Of the more than 12,000 surgeons who served in the war, most acted responsibly and discharged their medical duties with care. Most surgeons, but not all. A small number, 622, abused their positions so badly that they were tried in military court. Ms. Reimer’s book is a compre-hensive study of those surgeons who exhibited outrageous behavior ranging from drunkenness and promiscuity to arrogance, rape, theft, insolence, even insanity. Ms. Reimer relied on original documents, focusing on the courts-martial records of both Union and Confederate forces. Union medical records were more complete, but Confederate records were adequate to provide a basis for comparison. Ms. Reimer and her co-author also thoroughly researched War Department records and records of the Surgeon General, all during the Civil War, as well as the annals of the United States Service Magazine from 1861 through 1865. The result is a revealing, sometimes shocking, sometimes amusing portrait of surgeons behaving badly. The stress of a proportionately small group of of surgeons trying to care for such a great number of battlefield wounded took its toll, and the authors found that the rate of surgeons who deserted the camps was nearly the same as that of ordinary soldiers. In the final analysis, the authors conclude that the  reputation of all Civil War surgeons as “drunken sawbones” to be feared is not totally deserved and that, despite the miscreants, by and large the  surgeons exhibited the same flawed human behavior as other soldiers under the extreme duress of war. Ms. Reimer is the author of two other books on  Civil War medicine: One Vast Hospital: The Civil War Hospital Sites in Frederick, Maryland after Antietam, and Divided by Conflict, United by Compassion: The National Museum of Civil War Medicine.  Prior to her current position with the NMCWM, Ms. Reimer’s work includes more than 20 years of  experience in historical archaeology and research, specializing in 17th, 18th and 19th century American sites. She holds a B.A. in Anthropology  from the University of Maryland and did graduate work in anthropology and folklore studies at GeorgeWashington University. She has lived in Frederick  for more than 20 years.


American Oracle: The Civil War in the Civil Rights Era, by David W. Blight.
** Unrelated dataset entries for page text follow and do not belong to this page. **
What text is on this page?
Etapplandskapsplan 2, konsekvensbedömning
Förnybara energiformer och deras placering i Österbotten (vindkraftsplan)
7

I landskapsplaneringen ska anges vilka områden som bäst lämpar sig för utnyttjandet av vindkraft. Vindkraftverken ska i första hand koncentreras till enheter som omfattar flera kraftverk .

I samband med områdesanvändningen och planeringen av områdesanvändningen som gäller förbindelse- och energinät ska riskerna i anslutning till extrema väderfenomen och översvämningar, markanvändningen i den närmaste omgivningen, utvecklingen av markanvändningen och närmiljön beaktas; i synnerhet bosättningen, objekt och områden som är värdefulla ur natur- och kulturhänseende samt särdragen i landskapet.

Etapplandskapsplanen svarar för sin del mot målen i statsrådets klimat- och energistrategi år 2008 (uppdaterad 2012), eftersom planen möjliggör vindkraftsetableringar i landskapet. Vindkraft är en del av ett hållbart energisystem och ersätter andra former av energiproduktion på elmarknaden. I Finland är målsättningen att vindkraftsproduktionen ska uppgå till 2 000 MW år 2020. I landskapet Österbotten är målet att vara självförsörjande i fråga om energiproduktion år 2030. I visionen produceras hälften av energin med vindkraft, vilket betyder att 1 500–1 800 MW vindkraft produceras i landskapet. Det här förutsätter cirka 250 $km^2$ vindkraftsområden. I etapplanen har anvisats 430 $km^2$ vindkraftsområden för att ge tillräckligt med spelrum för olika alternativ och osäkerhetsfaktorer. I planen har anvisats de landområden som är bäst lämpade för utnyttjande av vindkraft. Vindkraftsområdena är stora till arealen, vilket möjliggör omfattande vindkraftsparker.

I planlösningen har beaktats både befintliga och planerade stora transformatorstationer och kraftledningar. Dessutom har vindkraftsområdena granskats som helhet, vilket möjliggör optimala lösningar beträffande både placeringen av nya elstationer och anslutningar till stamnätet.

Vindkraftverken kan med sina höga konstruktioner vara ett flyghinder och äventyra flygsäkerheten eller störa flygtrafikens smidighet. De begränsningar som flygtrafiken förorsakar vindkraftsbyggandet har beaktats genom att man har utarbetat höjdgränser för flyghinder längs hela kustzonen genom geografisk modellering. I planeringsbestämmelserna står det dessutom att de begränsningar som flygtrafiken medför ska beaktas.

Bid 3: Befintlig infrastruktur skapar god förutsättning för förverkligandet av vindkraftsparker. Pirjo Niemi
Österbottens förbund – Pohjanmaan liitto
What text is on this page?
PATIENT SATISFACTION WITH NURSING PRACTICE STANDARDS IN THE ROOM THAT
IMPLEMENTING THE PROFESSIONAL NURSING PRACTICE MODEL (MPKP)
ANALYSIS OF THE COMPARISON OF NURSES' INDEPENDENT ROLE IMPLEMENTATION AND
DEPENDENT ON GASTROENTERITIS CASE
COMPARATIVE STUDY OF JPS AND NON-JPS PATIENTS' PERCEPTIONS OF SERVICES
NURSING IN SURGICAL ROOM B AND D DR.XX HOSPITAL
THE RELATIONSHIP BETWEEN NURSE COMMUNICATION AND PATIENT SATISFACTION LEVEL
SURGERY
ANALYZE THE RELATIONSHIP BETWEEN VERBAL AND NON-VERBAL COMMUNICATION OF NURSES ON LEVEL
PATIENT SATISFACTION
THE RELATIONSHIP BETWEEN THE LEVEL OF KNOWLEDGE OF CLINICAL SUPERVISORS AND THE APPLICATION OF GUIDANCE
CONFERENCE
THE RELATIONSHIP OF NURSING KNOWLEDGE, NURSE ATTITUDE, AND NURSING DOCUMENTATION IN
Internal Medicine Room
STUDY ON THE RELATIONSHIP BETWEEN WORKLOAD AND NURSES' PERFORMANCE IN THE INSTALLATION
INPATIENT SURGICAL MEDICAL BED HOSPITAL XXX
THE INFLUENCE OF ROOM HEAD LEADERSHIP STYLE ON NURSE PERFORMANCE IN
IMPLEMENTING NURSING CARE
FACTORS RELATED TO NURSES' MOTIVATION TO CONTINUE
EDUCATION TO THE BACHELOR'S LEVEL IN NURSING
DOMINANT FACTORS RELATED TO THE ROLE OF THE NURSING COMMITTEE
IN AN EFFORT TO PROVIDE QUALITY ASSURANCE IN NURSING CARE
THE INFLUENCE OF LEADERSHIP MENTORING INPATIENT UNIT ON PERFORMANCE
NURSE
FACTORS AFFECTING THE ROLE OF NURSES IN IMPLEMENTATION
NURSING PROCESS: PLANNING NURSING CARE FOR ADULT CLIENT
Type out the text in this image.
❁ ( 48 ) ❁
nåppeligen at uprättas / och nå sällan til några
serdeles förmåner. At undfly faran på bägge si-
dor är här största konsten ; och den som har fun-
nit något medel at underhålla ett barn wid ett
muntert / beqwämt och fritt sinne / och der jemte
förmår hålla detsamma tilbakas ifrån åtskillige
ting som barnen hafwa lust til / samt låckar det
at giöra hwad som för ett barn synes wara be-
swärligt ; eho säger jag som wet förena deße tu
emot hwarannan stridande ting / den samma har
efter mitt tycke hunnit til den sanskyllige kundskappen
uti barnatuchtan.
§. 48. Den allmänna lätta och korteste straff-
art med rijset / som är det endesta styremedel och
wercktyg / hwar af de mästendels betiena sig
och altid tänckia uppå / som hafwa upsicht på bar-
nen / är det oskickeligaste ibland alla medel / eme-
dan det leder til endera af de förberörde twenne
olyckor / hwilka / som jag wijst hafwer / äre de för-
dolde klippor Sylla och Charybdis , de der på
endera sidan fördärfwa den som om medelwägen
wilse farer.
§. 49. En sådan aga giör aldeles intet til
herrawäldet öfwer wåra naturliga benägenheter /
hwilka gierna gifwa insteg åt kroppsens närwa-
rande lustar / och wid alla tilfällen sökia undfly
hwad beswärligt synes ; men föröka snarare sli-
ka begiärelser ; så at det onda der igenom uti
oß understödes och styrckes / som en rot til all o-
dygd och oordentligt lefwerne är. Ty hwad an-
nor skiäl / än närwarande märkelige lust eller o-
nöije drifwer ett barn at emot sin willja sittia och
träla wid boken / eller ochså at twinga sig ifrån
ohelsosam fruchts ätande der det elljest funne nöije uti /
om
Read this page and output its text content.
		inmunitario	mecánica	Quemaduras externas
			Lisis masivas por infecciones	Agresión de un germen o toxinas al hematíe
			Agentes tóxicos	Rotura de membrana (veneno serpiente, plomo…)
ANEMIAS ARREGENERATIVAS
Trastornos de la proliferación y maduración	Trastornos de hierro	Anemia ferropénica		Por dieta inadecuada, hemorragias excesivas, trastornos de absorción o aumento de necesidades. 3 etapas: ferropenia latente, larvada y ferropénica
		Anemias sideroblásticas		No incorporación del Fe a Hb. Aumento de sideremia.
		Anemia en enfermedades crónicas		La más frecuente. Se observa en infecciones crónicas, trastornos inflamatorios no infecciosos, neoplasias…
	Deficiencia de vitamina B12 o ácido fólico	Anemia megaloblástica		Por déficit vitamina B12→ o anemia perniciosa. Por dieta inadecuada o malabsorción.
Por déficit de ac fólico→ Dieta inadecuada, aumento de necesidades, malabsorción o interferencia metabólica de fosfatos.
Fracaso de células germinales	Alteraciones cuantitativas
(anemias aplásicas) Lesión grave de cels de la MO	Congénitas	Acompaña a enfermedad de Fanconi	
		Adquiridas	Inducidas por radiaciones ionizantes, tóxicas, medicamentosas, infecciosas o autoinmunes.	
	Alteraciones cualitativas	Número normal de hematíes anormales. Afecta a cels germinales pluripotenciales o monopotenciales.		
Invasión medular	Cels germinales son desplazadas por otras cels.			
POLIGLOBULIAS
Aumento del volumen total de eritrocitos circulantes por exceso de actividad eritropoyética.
Hardcover, illustrations, photos, notes, appendix, bibliography. 328 pp., 2011, Belknap Press of Harvard University, Cambridge, MA.

 In 1960, the South was still segregated, “racial equality” was little more than a phrase in sociology class — and the country was about to commemorate the Centennial of the Civil War. David W. Blight, renowned author and history professor at Yale, looks back 50 years to study how America was making sense of the War Between the States during a time of the greatest civil turmoil since that War. In this superb study, Blight highlights four dominant voices of the 1960s — author and historian Bruce Catton, novelist Robert Penn Warren, literary critic Edmund Wilson, African-American writer and activist James Baldwin —and explores their individual perspectives on why the War was fought and its everlasting yet ever-shifting impact. The author goes to the heart of the matter— the War was about ending slavery — and examines how that central, underlying issue was side-stepped time and again in favor of a more sentimental theme of reunification. In his own words, Blight describes his book as “a discussion of four Americans in search of their country's history.” That is a discussion, and a book, well worth having.